The MODAS project (Monitoring the Ocean with DAS) is a 3-year national project, starting in March 2023, and is a partnership between the lead partner Instituto Dom Luiz (IDL, www.idl.ciencias.ulisboa.pt), the Portuguese Institute for Sea and Atmosphere (IPMA, www.ipma.pt), the INESC-TEC research association (www.inesctec.pt), and the Telecommunications Institute (IT, www.it.pt ).

The main objective is to use Distributed Acoustic Sensing (aka DAS) on a submarine cable in the Azores to monitor during one year of the natural events and risks (earthquakes and tsunamis) and environmental risks (sea state, surface currents, soundscape, and whales).

DAS is an emerging tool that uses optical fiber as a distributed sensor, measuring local variations in the optical signal coupled to local mechanical changes of the fiber, with very high spatial and temporal resolution.

The DAS is a suitable tool for monitoring submarine fibers at distances of up to 100 km from the coast, both in short time scales, to provide real-time data as needed to emergency services, and also in the long term, of various essential ocean variables that are relevant.

Parameters that will contribute include solid earth, ocean, solid-ocean interactions, anthropogenic and natural noise sources, and whale vocalizations. They are all relevant to mitigating natural hazards and assessing the impacts of climate change on the ocean.
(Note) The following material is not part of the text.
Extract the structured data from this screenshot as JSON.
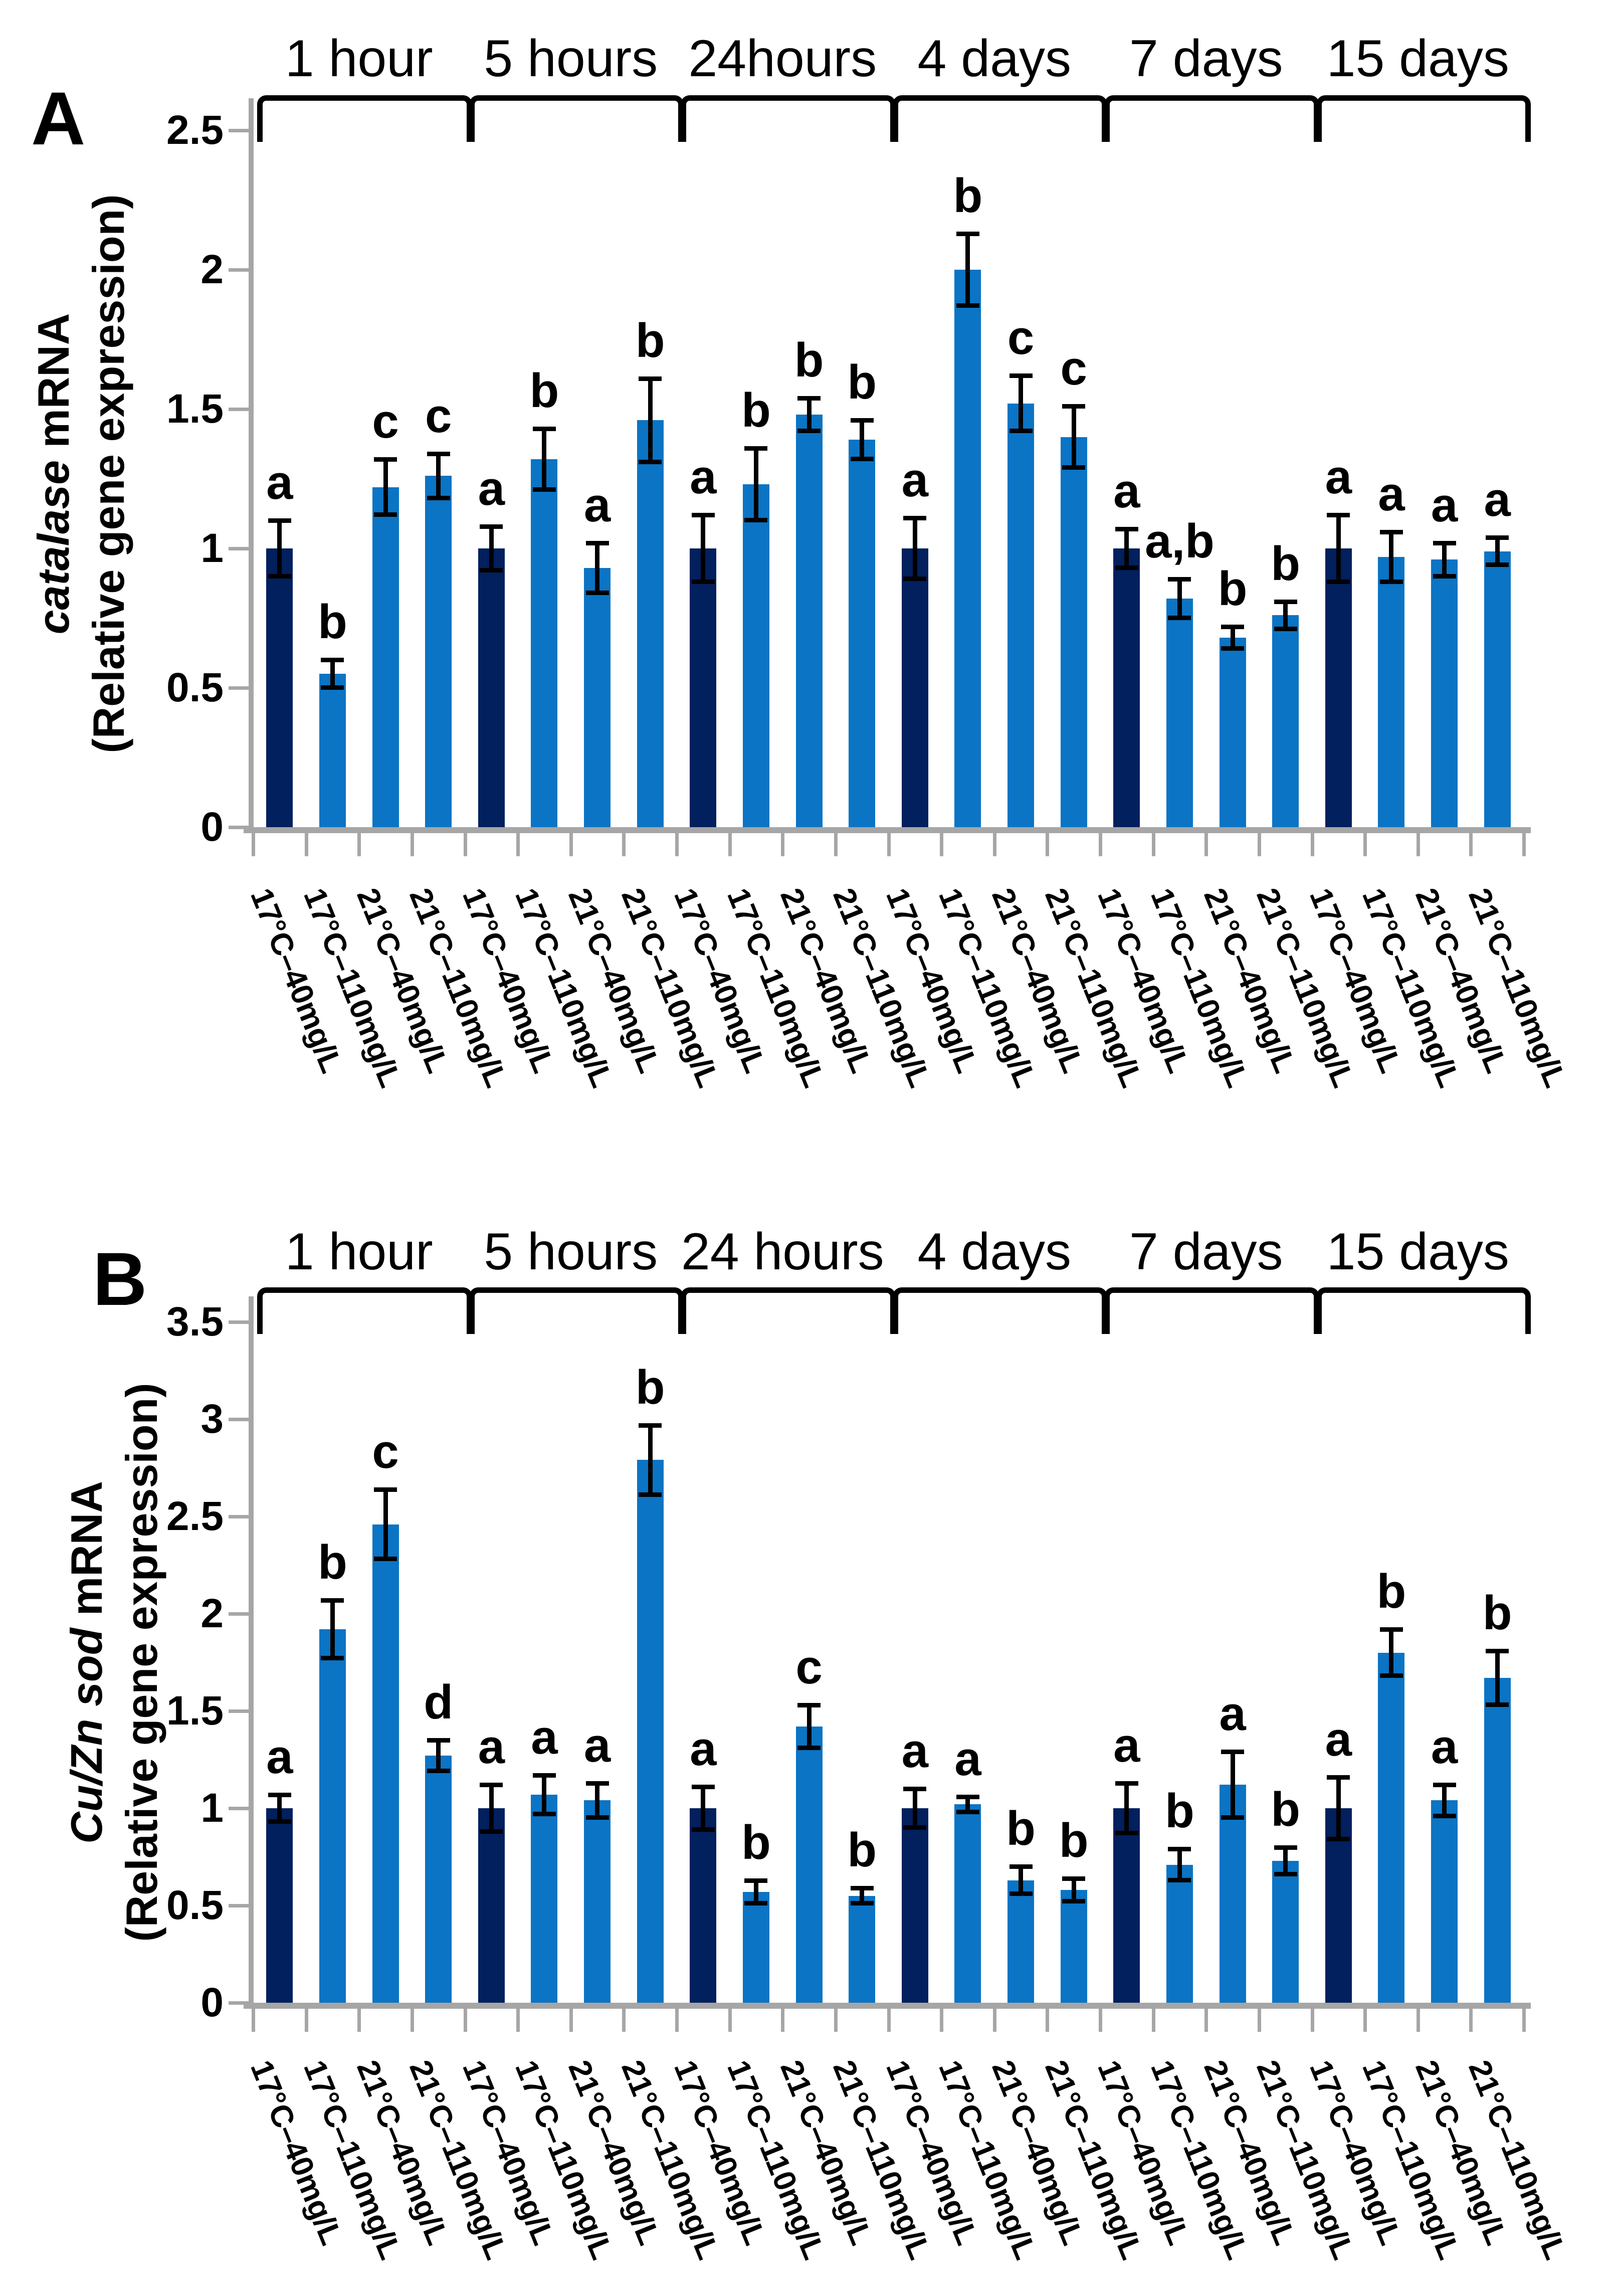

Within the MODAS project, we have been using an HDAS (High-Fidelity Distributed Acoustic Sensor) system, supplied by the University of Alcalá, to acquire data to monitor a submarine telecommunications cable linking the mid-Atlantic Azorean islands of Faial and Flores. The DAS system uses optical reflectometry in the time domain to measure the variation of the optical phase along the fibre on the seabed. The system can monitor up to 50 kilometers of cable, with a spatial resolution of 10 meters and a sampling rate of 50 Hz. The high sensitivity combined with a broadband response makes it possible to pick up high-frequency whale vocalizations, tsunami waves, and long-period tides

Instituto de Telecomunicações, in collaboration with its partners, has focused its activities on several important challenges, including the development of processing routines using advanced data analysis techniques, including f-k analysis, apparent phase velocity calculations, and power spectral density.

The aim is to establish robust correlations with data from nearby land-based seismic stations and from two ocean-bottom seismometers (OBS) installed in July 2024. The OBS also includes low-frequency hydrophones, allowing DAS signals to be compared with pressure signals generated by large infragravity waves, which serve as proxies for tsunami waves. The long-term goal is advancing towards efficient computing of relevant data sets and real-time earthquake monitoring, through products to be used by IPMA in the operational regime.